Dalam beberapa hal memang demikian. Kegaduhan yang tak henti-hentinya dari kontingen Istana menunjukkan kepercayaan mereka terhadap tim muda multikultural yang dinamis yang dipimpin oleh seorang manajer berkulit hitam, yang mencerminkan komunitas lokal yang sangat dibanggakan oleh klub dan pendukungnya.
Mereka yakin Istana bisa menimbulkan kegaduhan.
Klub ini menghadapinya pada tahun 1990 Liverpool di Villa Park mereka melakukannya di babak play-off Brighton & Hove Albion dan Watford pada tahun 2013. Kali ini hal itu tidak terjadi di Wembley, namun yang terjadi bukanlah hasil yang luar biasa, melainkan cara kekalahannya, dengan dua tembakan tepat sasaran dan tidak terlalu membuat kita bersemangat.
Semuanya terasa sangat berbeda dari sebelumnya. Bahkan fans Palace yang paling percaya takhayul dan pesimis pun sama-sama bersemangat dan gugup menjelang semifinal Piala FA ini dengan Chelsea.

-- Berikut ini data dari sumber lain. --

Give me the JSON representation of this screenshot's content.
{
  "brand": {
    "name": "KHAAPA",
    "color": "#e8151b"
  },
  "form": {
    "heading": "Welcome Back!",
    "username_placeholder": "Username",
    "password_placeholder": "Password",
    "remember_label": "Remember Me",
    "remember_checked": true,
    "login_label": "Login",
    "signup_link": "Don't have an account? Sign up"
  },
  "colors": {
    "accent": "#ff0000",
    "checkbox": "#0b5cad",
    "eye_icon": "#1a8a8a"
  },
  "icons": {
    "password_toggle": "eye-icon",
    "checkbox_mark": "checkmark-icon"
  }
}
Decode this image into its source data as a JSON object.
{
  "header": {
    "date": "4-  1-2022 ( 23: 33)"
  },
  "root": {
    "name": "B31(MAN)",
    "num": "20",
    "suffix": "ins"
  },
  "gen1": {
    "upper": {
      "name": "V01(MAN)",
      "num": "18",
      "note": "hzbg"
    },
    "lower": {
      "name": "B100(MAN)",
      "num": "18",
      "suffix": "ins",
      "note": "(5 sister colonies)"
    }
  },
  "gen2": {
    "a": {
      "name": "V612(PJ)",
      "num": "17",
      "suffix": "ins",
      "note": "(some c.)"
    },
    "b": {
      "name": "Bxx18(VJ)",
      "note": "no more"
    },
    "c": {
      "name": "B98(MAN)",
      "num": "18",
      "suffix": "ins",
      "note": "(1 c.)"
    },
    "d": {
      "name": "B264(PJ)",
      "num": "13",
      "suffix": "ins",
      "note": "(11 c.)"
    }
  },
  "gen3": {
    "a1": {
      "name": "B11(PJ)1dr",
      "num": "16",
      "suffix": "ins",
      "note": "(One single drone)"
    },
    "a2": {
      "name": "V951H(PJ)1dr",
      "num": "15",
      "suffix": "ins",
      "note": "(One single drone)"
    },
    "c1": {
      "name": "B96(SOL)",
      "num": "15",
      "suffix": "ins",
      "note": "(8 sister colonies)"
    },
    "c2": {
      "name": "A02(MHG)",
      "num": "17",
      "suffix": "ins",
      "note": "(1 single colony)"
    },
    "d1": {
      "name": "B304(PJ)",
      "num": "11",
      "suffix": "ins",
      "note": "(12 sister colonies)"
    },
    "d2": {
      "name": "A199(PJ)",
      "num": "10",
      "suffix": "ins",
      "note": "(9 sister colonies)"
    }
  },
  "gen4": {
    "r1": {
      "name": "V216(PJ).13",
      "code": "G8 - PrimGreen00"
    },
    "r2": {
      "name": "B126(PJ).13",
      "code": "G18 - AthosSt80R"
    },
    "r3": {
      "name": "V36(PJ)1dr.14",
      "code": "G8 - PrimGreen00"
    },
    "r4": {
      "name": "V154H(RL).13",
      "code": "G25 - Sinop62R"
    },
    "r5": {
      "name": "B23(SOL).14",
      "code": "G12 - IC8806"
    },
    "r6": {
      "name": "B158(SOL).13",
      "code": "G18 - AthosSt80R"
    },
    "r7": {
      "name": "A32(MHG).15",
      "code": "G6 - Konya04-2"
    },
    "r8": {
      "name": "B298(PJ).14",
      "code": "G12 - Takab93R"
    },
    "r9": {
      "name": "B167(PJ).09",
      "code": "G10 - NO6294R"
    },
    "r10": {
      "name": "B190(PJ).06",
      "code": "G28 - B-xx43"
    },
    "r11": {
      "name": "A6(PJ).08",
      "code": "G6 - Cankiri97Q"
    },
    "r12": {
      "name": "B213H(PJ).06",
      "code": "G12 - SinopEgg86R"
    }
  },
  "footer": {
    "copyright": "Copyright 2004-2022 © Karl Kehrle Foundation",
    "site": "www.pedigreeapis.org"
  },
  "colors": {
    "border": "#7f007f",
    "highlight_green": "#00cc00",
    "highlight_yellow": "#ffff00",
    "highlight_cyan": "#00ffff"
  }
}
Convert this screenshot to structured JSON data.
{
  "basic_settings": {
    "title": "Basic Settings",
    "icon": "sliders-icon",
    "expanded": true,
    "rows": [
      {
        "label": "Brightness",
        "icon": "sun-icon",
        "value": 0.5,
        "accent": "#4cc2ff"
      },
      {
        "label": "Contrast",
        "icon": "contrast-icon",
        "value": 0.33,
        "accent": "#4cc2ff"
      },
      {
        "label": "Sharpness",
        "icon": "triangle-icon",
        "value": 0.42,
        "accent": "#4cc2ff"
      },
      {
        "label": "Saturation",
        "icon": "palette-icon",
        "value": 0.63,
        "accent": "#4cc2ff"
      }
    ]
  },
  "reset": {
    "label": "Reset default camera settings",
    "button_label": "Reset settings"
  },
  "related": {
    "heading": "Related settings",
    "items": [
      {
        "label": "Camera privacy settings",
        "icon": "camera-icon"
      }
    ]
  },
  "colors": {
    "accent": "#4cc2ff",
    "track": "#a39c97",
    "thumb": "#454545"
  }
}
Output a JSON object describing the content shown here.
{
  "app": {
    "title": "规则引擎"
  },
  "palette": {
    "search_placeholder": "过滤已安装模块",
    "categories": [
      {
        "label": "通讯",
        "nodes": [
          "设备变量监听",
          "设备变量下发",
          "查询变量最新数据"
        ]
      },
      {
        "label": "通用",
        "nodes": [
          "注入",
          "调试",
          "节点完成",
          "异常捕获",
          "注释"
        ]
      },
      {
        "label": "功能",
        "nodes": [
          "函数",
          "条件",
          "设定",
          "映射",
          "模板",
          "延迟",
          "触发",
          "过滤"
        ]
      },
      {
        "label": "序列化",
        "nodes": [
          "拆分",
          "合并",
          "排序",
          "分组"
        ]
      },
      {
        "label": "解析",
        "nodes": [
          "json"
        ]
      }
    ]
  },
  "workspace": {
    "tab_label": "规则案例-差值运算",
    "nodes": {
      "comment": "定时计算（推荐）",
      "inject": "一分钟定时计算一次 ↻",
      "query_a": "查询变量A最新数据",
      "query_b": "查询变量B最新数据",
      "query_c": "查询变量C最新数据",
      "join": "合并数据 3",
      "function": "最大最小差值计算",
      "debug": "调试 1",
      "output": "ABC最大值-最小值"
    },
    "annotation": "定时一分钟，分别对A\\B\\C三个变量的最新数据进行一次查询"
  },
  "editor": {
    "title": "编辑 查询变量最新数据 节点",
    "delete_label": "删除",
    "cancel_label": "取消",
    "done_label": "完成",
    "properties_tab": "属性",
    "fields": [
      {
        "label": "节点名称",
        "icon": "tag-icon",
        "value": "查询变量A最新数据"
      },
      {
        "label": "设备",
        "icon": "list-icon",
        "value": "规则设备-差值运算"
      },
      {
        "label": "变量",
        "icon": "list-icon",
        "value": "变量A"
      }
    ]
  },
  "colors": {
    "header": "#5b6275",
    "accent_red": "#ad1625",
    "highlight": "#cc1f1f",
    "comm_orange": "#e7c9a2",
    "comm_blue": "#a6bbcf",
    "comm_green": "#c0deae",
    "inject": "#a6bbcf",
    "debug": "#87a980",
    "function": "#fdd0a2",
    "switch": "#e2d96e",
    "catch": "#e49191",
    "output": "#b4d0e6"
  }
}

Sebelum pertandingan, mereka memiliki rasa antisipasi. Setelah itu, ada rasa kecewa karena mereka tampil dengan cara yang tidak mencerminkan musim pertama mereka yang menarik di bawah asuhan Patrick Vieira.
Mencapai final Piala FA ketiga dalam sejarah klub selalu menjadi tugas yang sulit. Juara dunia dan Eropa memiliki kemewahan untuk menempatkan striker senilai £97,5 juta di bangku cadangan. Sungguh ironi yang kejam Ruben Loftus-Pipiseorang pemain yang dihormati di London Selatan karena masa pinjamannya yang luar biasa pada 2017-18, Dialah yang mematahkan perlawanan keras Palace di babak kedua.
Pengaruh Vieira di tim ini, dan kemajuan yang mereka capai di bawah kepemimpinannya, tidak dapat disangkal. Penghargaan juga diberikan kepada tim perekrutan yang dipimpin oleh direktur atletik Dougie Freedman, yang memperoleh pemain-pemain yang berprestasi sepanjang musim.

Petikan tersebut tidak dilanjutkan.